I offer this new and improved solution, I hope it’s also a final solution, if so, I’m indebted to all your encouragement.

Weighting 1:

Split into 3 equal groups and weight any 2 groups.

If the result is balance, then the odd ball must be in the unweighted group. Pick 2 balls out of that group and weight them.

If the result is balance, then the odd ball must be among the other 2 balls. Weight those 2 balls and we’re done.

However, if the result is inbalance, then the odd ball must be among the 2 balls. Weight any of these 2 balls against any of the other 2 balls and we’re done.

Weighting 2:

Proceed into this stage if the result of the very first weighting is inbalance.

The table below describes the current nasty situation.

Heavygroup…Lightgroup…Auxiliarygroup

H1…L1…A1

H2…L2…A2

H3…L3…A3

H4…L4…A4

Swope H3 and H4 with A3 and A4, thus we formed Newauxiliarygroup containing A1, A2, H3 and H4. Weight Lightgroup against Newauxilarygroup.

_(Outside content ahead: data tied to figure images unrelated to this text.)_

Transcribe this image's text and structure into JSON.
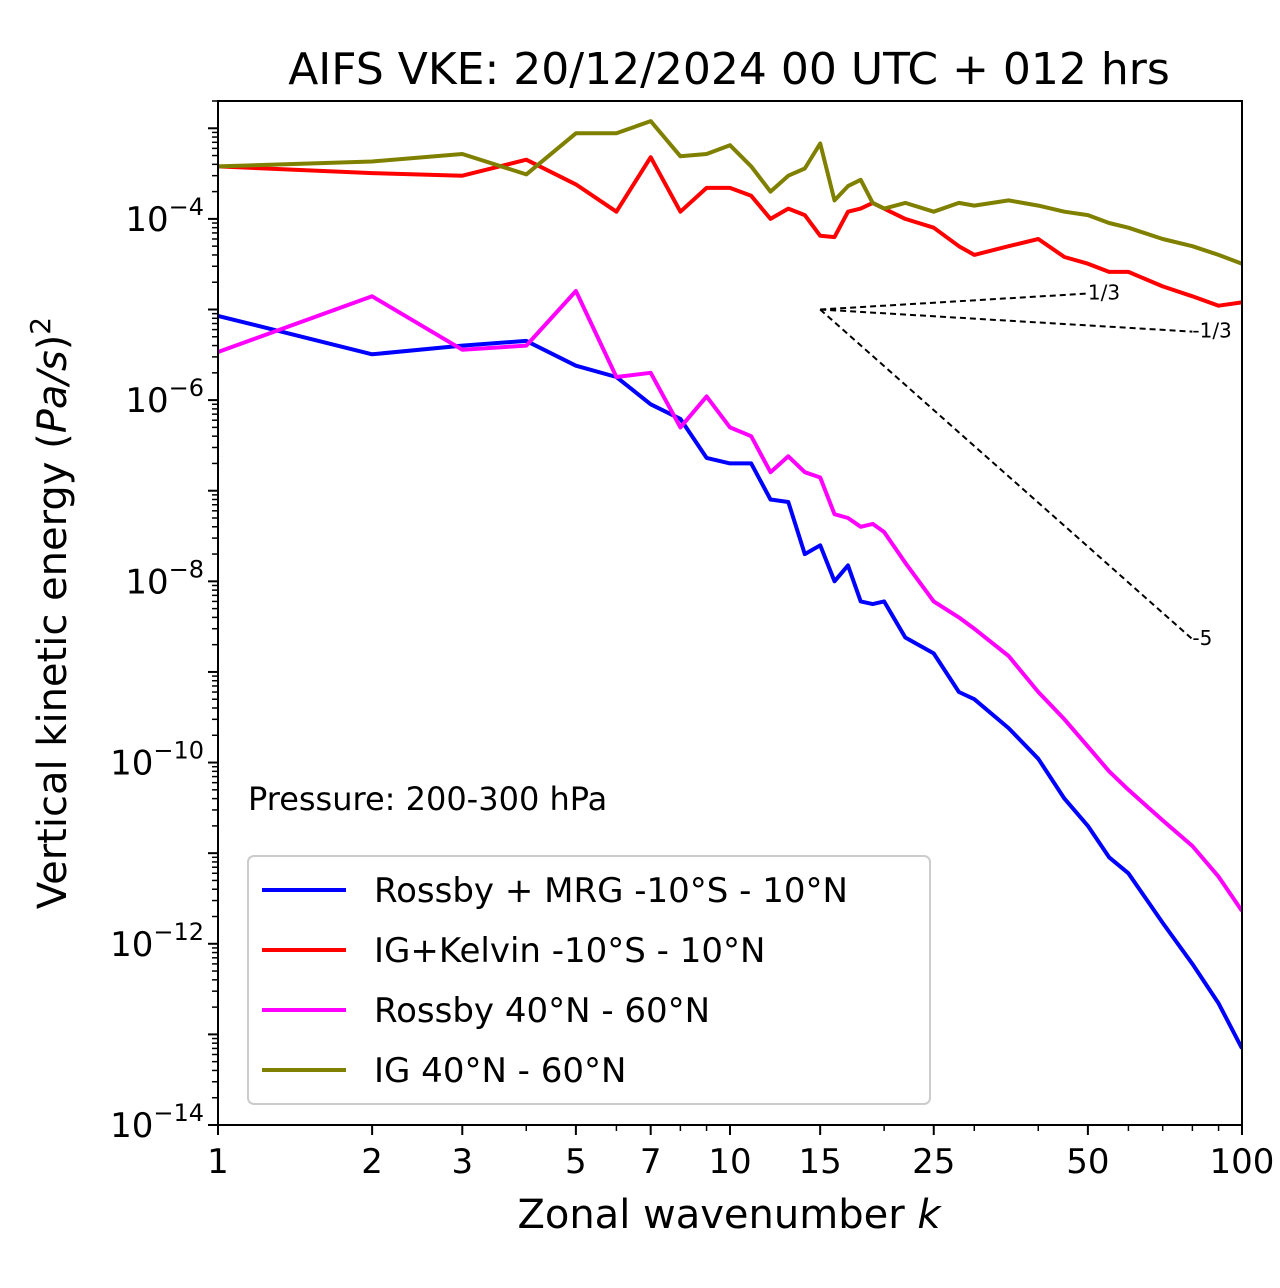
{
  "chart_data": {
    "type": "line",
    "title": "AIFS VKE: 20/12/2024 00 UTC + 012 hrs",
    "xlabel": "Zonal wavenumber k",
    "ylabel": "Vertical kinetic energy (Pa/s)²",
    "xscale": "log",
    "yscale": "log",
    "xlim": [
      1,
      100
    ],
    "ylim": [
      1e-14,
      0.002
    ],
    "grid": false,
    "legend_position": "lower-left",
    "annotation": "Pressure: 200-300 hPa",
    "x_ticks": [
      {
        "value": 1,
        "label": "1"
      },
      {
        "value": 2,
        "label": "2"
      },
      {
        "value": 3,
        "label": "3"
      },
      {
        "value": 5,
        "label": "5"
      },
      {
        "value": 7,
        "label": "7"
      },
      {
        "value": 10,
        "label": "10"
      },
      {
        "value": 15,
        "label": "15"
      },
      {
        "value": 25,
        "label": "25"
      },
      {
        "value": 50,
        "label": "50"
      },
      {
        "value": 100,
        "label": "100"
      }
    ],
    "y_ticks": [
      {
        "exp": -4,
        "base": "10",
        "sup": "−4"
      },
      {
        "exp": -6,
        "base": "10",
        "sup": "−6"
      },
      {
        "exp": -8,
        "base": "10",
        "sup": "−8"
      },
      {
        "exp": -10,
        "base": "10",
        "sup": "−10"
      },
      {
        "exp": -12,
        "base": "10",
        "sup": "−12"
      },
      {
        "exp": -14,
        "base": "10",
        "sup": "−14"
      }
    ],
    "reference_slopes": [
      {
        "label": "1/3",
        "x": [
          15,
          50
        ],
        "y": [
          1e-05,
          1.5e-05
        ]
      },
      {
        "label": "-1/3",
        "x": [
          15,
          80
        ],
        "y": [
          1e-05,
          5.7e-06
        ]
      },
      {
        "label": "-5",
        "x": [
          15,
          80
        ],
        "y": [
          1e-05,
          2.3e-09
        ]
      }
    ],
    "series": [
      {
        "name": "Rossby + MRG -10°S - 10°N",
        "color": "#0000ff",
        "x": [
          1,
          2,
          3,
          4,
          5,
          6,
          7,
          8,
          9,
          10,
          11,
          12,
          13,
          14,
          15,
          16,
          17,
          18,
          19,
          20,
          22,
          25,
          28,
          30,
          35,
          40,
          45,
          50,
          55,
          60,
          70,
          80,
          90,
          100
        ],
        "y": [
          8.5e-06,
          3.2e-06,
          4e-06,
          4.5e-06,
          2.4e-06,
          1.8e-06,
          9e-07,
          6.2e-07,
          2.3e-07,
          2e-07,
          2e-07,
          8e-08,
          7.5e-08,
          2e-08,
          2.5e-08,
          1e-08,
          1.5e-08,
          6e-09,
          5.6e-09,
          6e-09,
          2.4e-09,
          1.6e-09,
          6e-10,
          5e-10,
          2.4e-10,
          1.1e-10,
          4e-11,
          2e-11,
          9e-12,
          6e-12,
          1.7e-12,
          6e-13,
          2.2e-13,
          7e-14
        ]
      },
      {
        "name": "IG+Kelvin -10°S - 10°N",
        "color": "#ff0000",
        "x": [
          1,
          2,
          3,
          4,
          5,
          6,
          7,
          8,
          9,
          10,
          11,
          12,
          13,
          14,
          15,
          16,
          17,
          18,
          19,
          20,
          22,
          25,
          28,
          30,
          35,
          40,
          45,
          50,
          55,
          60,
          70,
          80,
          90,
          100
        ],
        "y": [
          0.00038,
          0.00032,
          0.0003,
          0.00045,
          0.00024,
          0.00012,
          0.00048,
          0.00012,
          0.00022,
          0.00022,
          0.00018,
          0.0001,
          0.00013,
          0.00011,
          6.5e-05,
          6.3e-05,
          0.00012,
          0.00013,
          0.00015,
          0.00013,
          0.0001,
          8e-05,
          5e-05,
          4e-05,
          5e-05,
          6e-05,
          3.8e-05,
          3.2e-05,
          2.6e-05,
          2.6e-05,
          1.8e-05,
          1.4e-05,
          1.1e-05,
          1.2e-05
        ]
      },
      {
        "name": "Rossby 40°N - 60°N",
        "color": "#ff00ff",
        "x": [
          1,
          2,
          3,
          4,
          5,
          6,
          7,
          8,
          9,
          10,
          11,
          12,
          13,
          14,
          15,
          16,
          17,
          18,
          19,
          20,
          22,
          25,
          28,
          30,
          35,
          40,
          45,
          50,
          55,
          60,
          70,
          80,
          90,
          100
        ],
        "y": [
          3.4e-06,
          1.4e-05,
          3.6e-06,
          4e-06,
          1.6e-05,
          1.8e-06,
          2e-06,
          5e-07,
          1.1e-06,
          5e-07,
          4e-07,
          1.6e-07,
          2.4e-07,
          1.6e-07,
          1.4e-07,
          5.5e-08,
          5e-08,
          4e-08,
          4.3e-08,
          3.5e-08,
          1.6e-08,
          6e-09,
          4e-09,
          3e-09,
          1.5e-09,
          6e-10,
          3e-10,
          1.5e-10,
          8e-11,
          5e-11,
          2.3e-11,
          1.2e-11,
          5.5e-12,
          2.3e-12
        ]
      },
      {
        "name": "IG 40°N - 60°N",
        "color": "#808000",
        "x": [
          1,
          2,
          3,
          4,
          5,
          6,
          7,
          8,
          9,
          10,
          11,
          12,
          13,
          14,
          15,
          16,
          17,
          18,
          19,
          20,
          22,
          25,
          28,
          30,
          35,
          40,
          45,
          50,
          55,
          60,
          70,
          80,
          90,
          100
        ],
        "y": [
          0.00038,
          0.00043,
          0.00052,
          0.00031,
          0.00088,
          0.00088,
          0.0012,
          0.00049,
          0.00052,
          0.00065,
          0.00038,
          0.0002,
          0.0003,
          0.00036,
          0.00068,
          0.00016,
          0.00023,
          0.00027,
          0.00015,
          0.00013,
          0.00015,
          0.00012,
          0.00015,
          0.00014,
          0.00016,
          0.00014,
          0.00012,
          0.00011,
          9e-05,
          8e-05,
          6e-05,
          5e-05,
          4e-05,
          3.2e-05
        ]
      }
    ]
  }
}
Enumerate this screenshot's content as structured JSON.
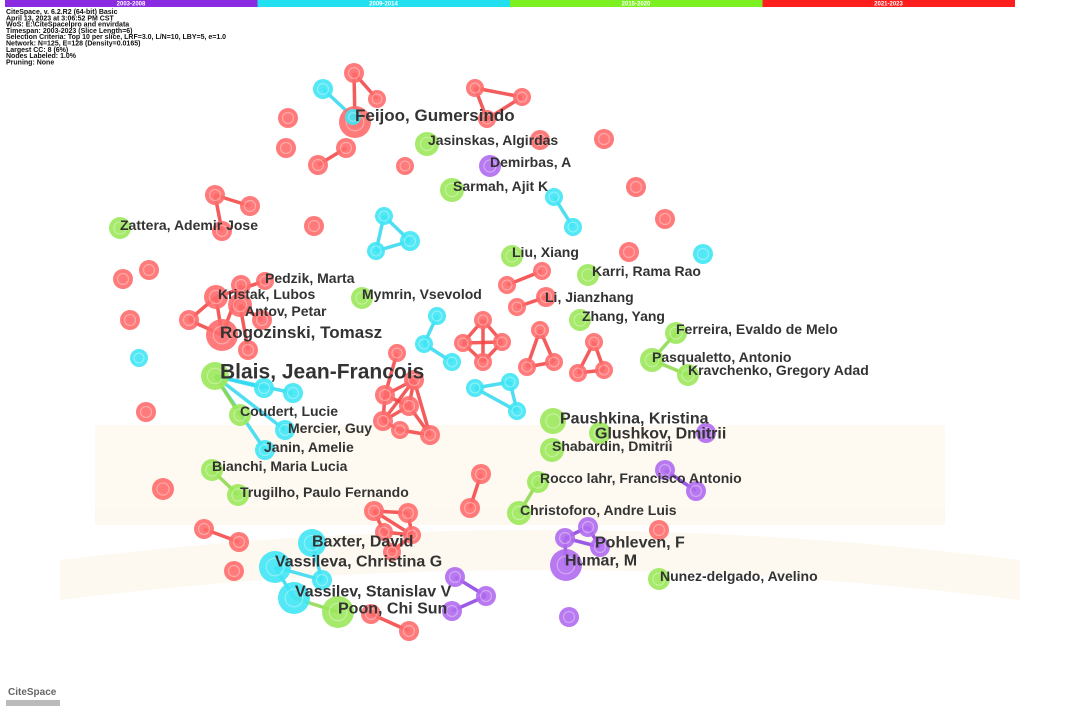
{
  "timeline": [
    "2003-2008",
    "2009-2014",
    "2015-2020",
    "2021-2023"
  ],
  "header": [
    "CiteSpace, v. 6.2.R2 (64-bit) Basic",
    "April 13, 2023 at 3:06:52 PM CST",
    "WoS: E:\\CiteSpacelpro and envirdata",
    "Timespan: 2003-2023 (Slice Length=6)",
    "Selection Criteria: Top 10 per slice, LRF=3.0, L/N=10, LBY=5, e=1.0",
    "Network: N=125, E=128 (Density=0.0165)",
    "Largest CC: 8 (6%)",
    "Nodes Labeled: 1.0%",
    "Pruning: None"
  ],
  "nodes": [
    "Feijoo, Gumersindo",
    "Jasinskas, Algirdas",
    "Demirbas, A",
    "Sarmah, Ajit K",
    "Zattera, Ademir Jose",
    "Liu, Xiang",
    "Karri, Rama Rao",
    "Pedzik, Marta",
    "Kristak, Lubos",
    "Mymrin, Vsevolod",
    "Li, Jianzhang",
    "Antov, Petar",
    "Zhang, Yang",
    "Rogozinski, Tomasz",
    "Ferreira, Evaldo de Melo",
    "Pasqualetto, Antonio",
    "Blais, Jean-Francois",
    "Kravchenko, Gregory Adad",
    "Coudert, Lucie",
    "Paushkina, Kristina",
    "Mercier, Guy",
    "Glushkov, Dmitrii",
    "Janin, Amelie",
    "Shabardin, Dmitrii",
    "Bianchi, Maria Lucia",
    "Rocco lahr, Francisco Antonio",
    "Trugilho, Paulo Fernando",
    "Christoforo, Andre Luis",
    "Baxter, David",
    "Pohleven, F",
    "Vassileva, Christina G",
    "Humar, M",
    "Nunez-delgado, Avelino",
    "Vassilev, Stanislav V",
    "Poon, Chi Sun"
  ],
  "logo": "CiteSpace"
}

a. The result of this weighting can be balanced. If so, it implies that H3 and H4 are innocent balls. It follows that the odd ball must be among H1 and H2, also, it must be heavy, otherwise Heavygroup wouldn’t be heavier than Lightgroup in the first place. So weight H1 and H2, vola.

b. The result of this weighting can also be Lightgroup < Newauxiliarygroup.

c. The result of this weighting can’t possibly be Lightgroup > Newauxiliarygroup.

So follow situation b, which would imply that the odd ball is among H3 and H4, also, it is heavier. Weight H3 and H4 and fill in arendt’s blank.

Now tell us, Ed3, shall we screw the cork out?

One last thing, a thing which could potentially send Congressional Medal Of Honor to my mother. If you choose to form your Newauxiliarygroup by selecting any 2 balls from Lightgroup, then repeat the steps with the same logics mutatis mutandis.